Les lumières jetées par la psychologie contemporaine sur les déterminismes qui nous meuvent, souvent à notre insu, ne sont pas sans inquiéter en chacun de nous l'honnête chrétien qui n'a pas cessé d'entendre la parole de saint Paul : « C'est la volonté de Dieu que vous vous sanctifiiez. » Notre rapport avec Dieu dépend-il vraiment de structures psychiques qui sont en nous sans être de nous ? Nous sommes prêts à admettre qu'elles ne nous contraignent pas, et que l'Eïmarménê – l'antique Destin –, pour avoir quitté les astres et s'être logé dans notre intérieur, reste bien tel que le décrivait saint Thomas d'Aquin : celui qui incline, mais ne nécessite pas. Il n'en reste pas moins qu'il pèse sur nous d'un poids plus ou moins lourd.

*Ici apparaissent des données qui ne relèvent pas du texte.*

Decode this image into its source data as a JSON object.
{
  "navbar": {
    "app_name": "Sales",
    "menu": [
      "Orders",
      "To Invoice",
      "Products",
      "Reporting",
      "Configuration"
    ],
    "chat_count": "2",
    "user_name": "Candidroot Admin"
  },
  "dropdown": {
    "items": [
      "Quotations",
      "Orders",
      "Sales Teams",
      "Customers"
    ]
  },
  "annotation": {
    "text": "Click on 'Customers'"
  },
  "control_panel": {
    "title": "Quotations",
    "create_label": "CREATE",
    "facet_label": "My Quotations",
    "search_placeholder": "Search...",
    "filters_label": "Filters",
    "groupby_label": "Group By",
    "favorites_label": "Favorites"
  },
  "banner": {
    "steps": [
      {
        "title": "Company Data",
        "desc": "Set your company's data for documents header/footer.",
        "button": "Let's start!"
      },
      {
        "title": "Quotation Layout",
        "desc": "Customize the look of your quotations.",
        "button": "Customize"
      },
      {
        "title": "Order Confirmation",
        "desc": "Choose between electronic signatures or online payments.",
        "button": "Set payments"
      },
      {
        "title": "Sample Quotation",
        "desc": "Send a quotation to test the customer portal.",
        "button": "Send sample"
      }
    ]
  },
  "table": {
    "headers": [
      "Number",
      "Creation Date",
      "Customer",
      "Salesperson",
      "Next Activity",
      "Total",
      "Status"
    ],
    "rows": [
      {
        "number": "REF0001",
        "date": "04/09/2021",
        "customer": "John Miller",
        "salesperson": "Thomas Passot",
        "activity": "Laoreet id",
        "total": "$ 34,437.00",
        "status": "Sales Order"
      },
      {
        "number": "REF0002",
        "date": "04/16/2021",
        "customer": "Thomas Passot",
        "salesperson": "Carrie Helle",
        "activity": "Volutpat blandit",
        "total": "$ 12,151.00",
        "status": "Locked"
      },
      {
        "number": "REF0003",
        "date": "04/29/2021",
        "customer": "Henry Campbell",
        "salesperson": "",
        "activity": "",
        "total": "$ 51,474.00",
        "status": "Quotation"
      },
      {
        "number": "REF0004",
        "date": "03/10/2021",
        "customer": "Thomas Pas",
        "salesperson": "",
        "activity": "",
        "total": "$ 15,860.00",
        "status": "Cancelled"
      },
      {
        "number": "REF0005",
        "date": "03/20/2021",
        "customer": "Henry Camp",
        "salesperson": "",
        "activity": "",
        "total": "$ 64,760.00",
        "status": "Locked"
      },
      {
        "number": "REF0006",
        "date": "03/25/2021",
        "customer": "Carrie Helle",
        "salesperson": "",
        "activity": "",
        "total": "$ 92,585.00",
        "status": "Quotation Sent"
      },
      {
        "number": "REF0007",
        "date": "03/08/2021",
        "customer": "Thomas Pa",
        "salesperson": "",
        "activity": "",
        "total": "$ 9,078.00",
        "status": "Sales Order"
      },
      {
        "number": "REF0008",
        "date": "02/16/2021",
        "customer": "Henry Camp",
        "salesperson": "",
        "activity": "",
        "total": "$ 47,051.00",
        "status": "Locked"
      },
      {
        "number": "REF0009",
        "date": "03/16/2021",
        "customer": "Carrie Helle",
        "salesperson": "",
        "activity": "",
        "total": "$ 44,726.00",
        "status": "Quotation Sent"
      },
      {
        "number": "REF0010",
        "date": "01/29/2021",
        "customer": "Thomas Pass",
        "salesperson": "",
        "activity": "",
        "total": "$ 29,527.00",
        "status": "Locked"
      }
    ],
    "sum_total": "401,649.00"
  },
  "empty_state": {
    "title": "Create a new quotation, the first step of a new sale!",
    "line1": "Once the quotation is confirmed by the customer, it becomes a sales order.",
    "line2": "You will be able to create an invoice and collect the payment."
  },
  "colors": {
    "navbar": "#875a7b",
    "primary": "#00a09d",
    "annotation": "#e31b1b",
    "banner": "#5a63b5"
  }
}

Il y a les psychismes disgraciés, pauvres en dispositions naturelles pour une vie conforme à la loi morale : ils font les êtres qui ne seront jamais pleinement vertueux et se traîneront de faiblesse en faiblesse jusqu'à la fin de leur vie ; il y a les psychismes secs et irréductiblement rationalisants, de ceux qui n'auront jamais aucun goût pour les sacrements et pour la simple soumission au mystère ; il y a les psychismes infantiles, hantés par un besoin de sécurité, obsédés par une fausse culpabilité, de tant d'anormaux grands ou petits, qui ne connaîtront vraisemblablement jamais la lucidité des jugements de valeur et la constance des vouloirs : tous ceux-là, et ils sont nombreux, sont-ils vraiment défavorisés par rapport à la sanctification ?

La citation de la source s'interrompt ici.